С этими приятными ощущениями, от которых и мне перепало что следовало, природа, сморенная усталостью, часов в восемь вечера повелела ей отдохнуть; и это обстоятельство меня немного утешило бы, знай я, как употребить ту бодрость, которую оно пробудило; но, к несчастью, я остался в приятной готовности провести часок без собеседника, а его помощь мне всегда представлялась необходимой для этой приятности: моя дочь и ее компаньонка, сваленные с ног морской болезнью, улеглись спать, другими пассажирами были четырнадцатилетний школьник и неграмотный португальский монах, не понимавший ни одного языка, кроме своего родного, о котором я, в свою очередь, не имел ни малейшего понятия. Оставался только капитан, чей разговор мог бы меня развлечь, но, на мое горе, его познания ограничивались главным образом его профессией, и к тому же бедняга был так глух, что для того, чтобы он услышал мои слова, мне приходилось рисковать покоем моей жены, которая спала в одном ярде от меня (хотя и в другой комнате, называемой, кажется, кают-компанией и действительно вмещающей целую компанию: одно тело в длину каюты, если рост небольшой, и три тела в ширину). В такой ситуации необходимость и выбор слились воедино: мы с капитаном поставили перед собой миску пунша и скоро крепко над нею заснули, тем закончив этот интересный вечер.

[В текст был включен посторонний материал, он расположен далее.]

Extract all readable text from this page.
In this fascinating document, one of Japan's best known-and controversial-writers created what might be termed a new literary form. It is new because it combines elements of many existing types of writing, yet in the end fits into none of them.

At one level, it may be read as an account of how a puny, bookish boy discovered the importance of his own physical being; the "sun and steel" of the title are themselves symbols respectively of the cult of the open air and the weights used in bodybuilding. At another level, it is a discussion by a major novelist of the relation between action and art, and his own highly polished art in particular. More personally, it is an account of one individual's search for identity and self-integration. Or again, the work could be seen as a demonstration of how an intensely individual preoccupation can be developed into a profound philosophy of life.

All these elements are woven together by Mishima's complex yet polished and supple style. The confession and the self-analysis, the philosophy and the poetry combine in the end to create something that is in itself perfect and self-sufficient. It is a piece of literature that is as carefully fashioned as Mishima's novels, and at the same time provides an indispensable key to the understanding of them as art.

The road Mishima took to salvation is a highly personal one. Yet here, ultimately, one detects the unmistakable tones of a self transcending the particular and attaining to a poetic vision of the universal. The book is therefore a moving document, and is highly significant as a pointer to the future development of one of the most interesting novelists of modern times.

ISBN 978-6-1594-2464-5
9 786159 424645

Среда, июля 3. Ныне утром проснулся в четыре часа, дольше болезнь моя редко позволяла мне поспать. Я встал и имел удовольствие еще четыре часа любоваться тем, что посчитал бурным морем, до того как капитан продрал глаза, ибо он любил предаться утренней дремоте, которая шла под духовую музыку, куда более приятную для исполнения, чем для слушателей, особенно если эти последние, как я, сидят в первом ряду. В восемь часов капитан встал и послал на берег свою шлюпку. Я велел моему человеку ехать тоже, так как мои недуги были не из тех, что лишают нас аппетита. Капитан, правда, основательно запасся в дорогу солониной и еще добавил в Грейвзенде свежих продуктов, особенно бобов и гороха, которые пробыли на борту всего два дня и, возможно, были собраны еще на два дня раньше, но я подумал, что в Диле могу позаботиться о себе лучше, чем обещает судовой буфет. Вот я и послал за свежей провизией, чтобы по возможности отодвинуть тот черный день, когда придется умирать с голоду. Слуга привез почти все, о чем я просил, и теперь я решил, что неделю просуществую на собственном провианте. Поэтому я заказал себе отдельный обед, мне не хватало только повара, чтобы подготовить его к столу, и хорошего очага, у которого этим заняться. Но этого взять было негде. И не было никаких добавлений к моей жареной баранине, кроме удовольствия от общества капитана и других пассажиров, ибо жена моя весь день провела в каком-то забытьи, а остальные мои женщины, чья морская болезнь не улеглась от того, как корабль раскачивало на якоре, были более склонны опорожнить желудки, нежели наполнить их. И весь день (не считая часа на обед) я провел в одиночестве, а вечер, как и предыдущий, закончил с капитаном, который сообщил мне всего одну утешительную новость: что утром ветер безусловно будет попутный; но так как он не открыл мне причин для такой уверенности и сам я их не видел, если не считать того, что ветер дул как раз противный, моей веры в его пророчество не хватало на то, чтобы основывать на ней серьезные надежды.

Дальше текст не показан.